Being a great communicator can improve your personal and work relationships and open doors for new opportunities. Great communicators take the time to listen to their audience instead of waiting for any chance to speak up. They know what they’re talking about and are considered the go-to person for advice, both at home and in the office. They ask questions and engage with the people they have conversations with, and they focus on what others are saying. They are also able to achieve their goals because they are aware of misunderstandings and how to quickly resolve any issues.
“Truly great communicators are always first – great storytellers,” says Tim Cole, author of “The Compass Solution – A Guide to Winning Your Career.”
To be an excellent communicator you have to watch your audience, listen to your audience, and gauge your audience, and Cole has created a simple guide with these three secrets to help you distinguish yourself.
WATCH YOUR AUDIENCE
“You grab an audience in the first 60 seconds, or you lose them forever. One minute to clutch their hearts and to hold their minds,” says Cole.

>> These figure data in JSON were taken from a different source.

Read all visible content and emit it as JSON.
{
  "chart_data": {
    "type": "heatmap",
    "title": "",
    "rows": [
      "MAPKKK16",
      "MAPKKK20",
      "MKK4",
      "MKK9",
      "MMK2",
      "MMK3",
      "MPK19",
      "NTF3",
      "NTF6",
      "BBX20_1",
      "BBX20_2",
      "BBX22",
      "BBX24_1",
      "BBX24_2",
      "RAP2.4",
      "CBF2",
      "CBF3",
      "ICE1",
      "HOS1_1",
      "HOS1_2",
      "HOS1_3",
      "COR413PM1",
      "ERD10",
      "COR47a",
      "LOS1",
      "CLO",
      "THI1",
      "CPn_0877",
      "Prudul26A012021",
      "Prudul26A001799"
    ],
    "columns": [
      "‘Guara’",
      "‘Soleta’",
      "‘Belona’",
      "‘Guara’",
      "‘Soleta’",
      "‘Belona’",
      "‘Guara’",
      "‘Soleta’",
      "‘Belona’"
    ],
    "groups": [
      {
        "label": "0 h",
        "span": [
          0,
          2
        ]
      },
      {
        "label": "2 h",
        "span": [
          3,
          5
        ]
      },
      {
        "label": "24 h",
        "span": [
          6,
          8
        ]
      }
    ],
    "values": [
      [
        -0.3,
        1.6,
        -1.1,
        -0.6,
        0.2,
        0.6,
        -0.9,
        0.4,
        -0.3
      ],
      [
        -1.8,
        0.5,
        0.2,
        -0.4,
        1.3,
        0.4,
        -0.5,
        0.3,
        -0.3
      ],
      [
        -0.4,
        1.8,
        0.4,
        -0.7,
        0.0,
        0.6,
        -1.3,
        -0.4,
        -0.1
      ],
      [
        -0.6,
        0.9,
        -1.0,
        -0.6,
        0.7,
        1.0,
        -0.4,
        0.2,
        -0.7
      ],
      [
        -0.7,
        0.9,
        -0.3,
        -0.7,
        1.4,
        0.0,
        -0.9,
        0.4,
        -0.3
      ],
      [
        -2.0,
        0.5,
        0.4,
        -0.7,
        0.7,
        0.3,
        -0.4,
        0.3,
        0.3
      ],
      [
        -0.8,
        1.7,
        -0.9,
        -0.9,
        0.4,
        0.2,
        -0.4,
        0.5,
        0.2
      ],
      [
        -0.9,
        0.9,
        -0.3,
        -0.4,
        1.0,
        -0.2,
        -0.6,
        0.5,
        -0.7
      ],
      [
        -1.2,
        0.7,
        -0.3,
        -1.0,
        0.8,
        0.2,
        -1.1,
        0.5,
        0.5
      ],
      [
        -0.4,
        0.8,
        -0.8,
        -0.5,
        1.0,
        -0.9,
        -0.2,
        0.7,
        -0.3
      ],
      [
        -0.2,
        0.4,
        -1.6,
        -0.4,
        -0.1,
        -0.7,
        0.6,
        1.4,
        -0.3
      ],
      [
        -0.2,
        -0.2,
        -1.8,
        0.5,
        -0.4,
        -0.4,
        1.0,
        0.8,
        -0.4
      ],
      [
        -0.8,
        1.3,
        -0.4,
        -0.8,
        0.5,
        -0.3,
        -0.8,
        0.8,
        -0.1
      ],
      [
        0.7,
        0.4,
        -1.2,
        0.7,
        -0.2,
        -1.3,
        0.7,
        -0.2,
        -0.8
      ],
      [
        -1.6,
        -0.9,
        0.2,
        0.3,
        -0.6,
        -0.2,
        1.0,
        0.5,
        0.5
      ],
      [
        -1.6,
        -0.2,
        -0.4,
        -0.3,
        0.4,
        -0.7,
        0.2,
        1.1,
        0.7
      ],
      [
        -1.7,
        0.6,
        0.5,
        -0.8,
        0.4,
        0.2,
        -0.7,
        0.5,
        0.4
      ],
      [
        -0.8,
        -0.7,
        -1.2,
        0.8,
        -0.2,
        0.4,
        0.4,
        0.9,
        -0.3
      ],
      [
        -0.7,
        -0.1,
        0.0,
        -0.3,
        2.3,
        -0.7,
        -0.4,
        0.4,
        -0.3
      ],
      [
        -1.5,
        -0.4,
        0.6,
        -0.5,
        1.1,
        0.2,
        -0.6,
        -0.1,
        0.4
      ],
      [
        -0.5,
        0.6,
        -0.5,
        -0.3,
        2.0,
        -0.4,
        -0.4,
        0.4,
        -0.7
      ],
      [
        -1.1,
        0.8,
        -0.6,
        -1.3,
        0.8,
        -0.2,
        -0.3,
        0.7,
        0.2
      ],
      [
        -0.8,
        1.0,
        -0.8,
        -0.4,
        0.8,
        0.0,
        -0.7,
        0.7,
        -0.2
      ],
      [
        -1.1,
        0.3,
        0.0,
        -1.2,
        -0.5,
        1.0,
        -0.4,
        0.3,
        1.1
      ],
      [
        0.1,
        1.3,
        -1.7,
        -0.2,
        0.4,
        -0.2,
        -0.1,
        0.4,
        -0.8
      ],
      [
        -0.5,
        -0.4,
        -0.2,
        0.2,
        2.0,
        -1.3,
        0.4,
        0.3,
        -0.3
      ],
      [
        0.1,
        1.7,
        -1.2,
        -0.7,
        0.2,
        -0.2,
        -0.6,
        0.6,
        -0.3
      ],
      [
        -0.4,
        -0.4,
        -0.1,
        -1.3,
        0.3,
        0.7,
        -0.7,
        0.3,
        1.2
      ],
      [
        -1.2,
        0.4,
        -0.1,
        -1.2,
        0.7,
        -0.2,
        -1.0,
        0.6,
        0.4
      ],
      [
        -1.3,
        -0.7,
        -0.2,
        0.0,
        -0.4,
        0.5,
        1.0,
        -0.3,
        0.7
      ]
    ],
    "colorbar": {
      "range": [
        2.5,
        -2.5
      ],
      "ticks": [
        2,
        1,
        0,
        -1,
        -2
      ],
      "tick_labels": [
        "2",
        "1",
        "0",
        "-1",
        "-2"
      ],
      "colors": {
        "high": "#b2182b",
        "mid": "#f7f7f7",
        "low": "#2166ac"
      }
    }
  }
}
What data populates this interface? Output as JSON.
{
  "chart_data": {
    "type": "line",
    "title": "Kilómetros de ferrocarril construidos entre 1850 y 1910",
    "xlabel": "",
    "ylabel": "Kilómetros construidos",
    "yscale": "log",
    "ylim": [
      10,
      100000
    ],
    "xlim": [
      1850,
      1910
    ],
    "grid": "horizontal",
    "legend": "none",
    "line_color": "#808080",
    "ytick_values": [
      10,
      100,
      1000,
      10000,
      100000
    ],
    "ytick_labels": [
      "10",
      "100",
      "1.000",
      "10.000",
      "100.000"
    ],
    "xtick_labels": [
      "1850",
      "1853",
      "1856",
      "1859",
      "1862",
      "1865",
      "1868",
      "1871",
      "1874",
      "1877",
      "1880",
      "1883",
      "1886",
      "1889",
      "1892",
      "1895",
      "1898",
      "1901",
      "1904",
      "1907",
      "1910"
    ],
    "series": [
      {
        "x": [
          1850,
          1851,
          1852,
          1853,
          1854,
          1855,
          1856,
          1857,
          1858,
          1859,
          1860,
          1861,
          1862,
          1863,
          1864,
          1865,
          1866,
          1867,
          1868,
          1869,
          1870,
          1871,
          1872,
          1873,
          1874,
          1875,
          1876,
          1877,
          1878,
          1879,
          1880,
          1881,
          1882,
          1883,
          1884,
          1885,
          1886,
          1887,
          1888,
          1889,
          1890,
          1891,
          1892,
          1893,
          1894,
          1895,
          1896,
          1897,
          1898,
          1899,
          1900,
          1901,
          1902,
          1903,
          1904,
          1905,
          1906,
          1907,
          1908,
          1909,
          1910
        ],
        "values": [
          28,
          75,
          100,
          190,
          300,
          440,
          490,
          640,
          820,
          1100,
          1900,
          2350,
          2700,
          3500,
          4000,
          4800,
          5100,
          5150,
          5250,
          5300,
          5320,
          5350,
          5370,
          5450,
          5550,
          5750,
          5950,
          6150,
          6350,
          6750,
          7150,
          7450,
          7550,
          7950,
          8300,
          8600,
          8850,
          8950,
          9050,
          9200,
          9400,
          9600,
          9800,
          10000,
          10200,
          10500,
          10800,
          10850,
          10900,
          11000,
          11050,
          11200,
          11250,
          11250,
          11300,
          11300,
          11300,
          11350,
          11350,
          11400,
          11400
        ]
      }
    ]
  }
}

The hook is everything, and you should pay attention to your audience’s attention and focus. Do they seem distracted? Are they looking for an excuse to leave the room at any chance they get? If you’re giving a presentation, don’t bore someone with a lengthy PowerPoint presentation that has so many words and graphics on the screen that it’s difficult for anyone to understand. Keep it concise and straightforward. Pay attention to non-verbal cues and any barriers that may separate you from your audience.
Do your research before you give that big presentation, so you know who will be there and what type of message you should prepare.
LISTEN TO YOUR AUDIENCE
Just because you like to talk, doesn’t mean you’re an excellent communicator. Even though you might be extremely passionate about the topic you are discussing, the message might not be getting through because you’re not taking the time to listen to your audience.
“Great communicators must stifle the impulse to speak – they must pause to listen. The world-class practitioners are made great not because of their ability to impress their audience with words – they’re made great because of their willingness to comprehend the words of others,” says Cole.
If you’re the type of person, who can’t wait to get a word in during every conversation you have, take the time to stop for a minute and soak in what the other person is saying. If you aren’t listening, you run the chance of having your message misunderstood. Don’t interrupt someone just to get your point across, and take the time to ask for clarification if you have a question.
GAUGE YOUR AUDIENCE
We all want to hear a great story, to be engaged and entertained. The best communicators make the audience a part of the story whether you are talking to one person or an entire room filled with people. “We see this often in the entertainment industry – the singing star that makes the audience a part of the show – or the late-night talk show host whose primary guest really is the studio or television observers,” Cole says.
Although you might not be able to implement these guidelines overnight, you can do it over time. Before a big speech, practice, practice, practice, and ask for constructive feedback from friends or coworkers. By improving your communication skills, you’ll be able to develop your relationships and better understand the mission and goals of the company you work for.
“Constantly assess for impact – and the one true measure that must be considered is your audience. Any assessment of skills must ultimately be balanced against the reality of your listeners – the ultimate judge of a great communicator,” says Cole.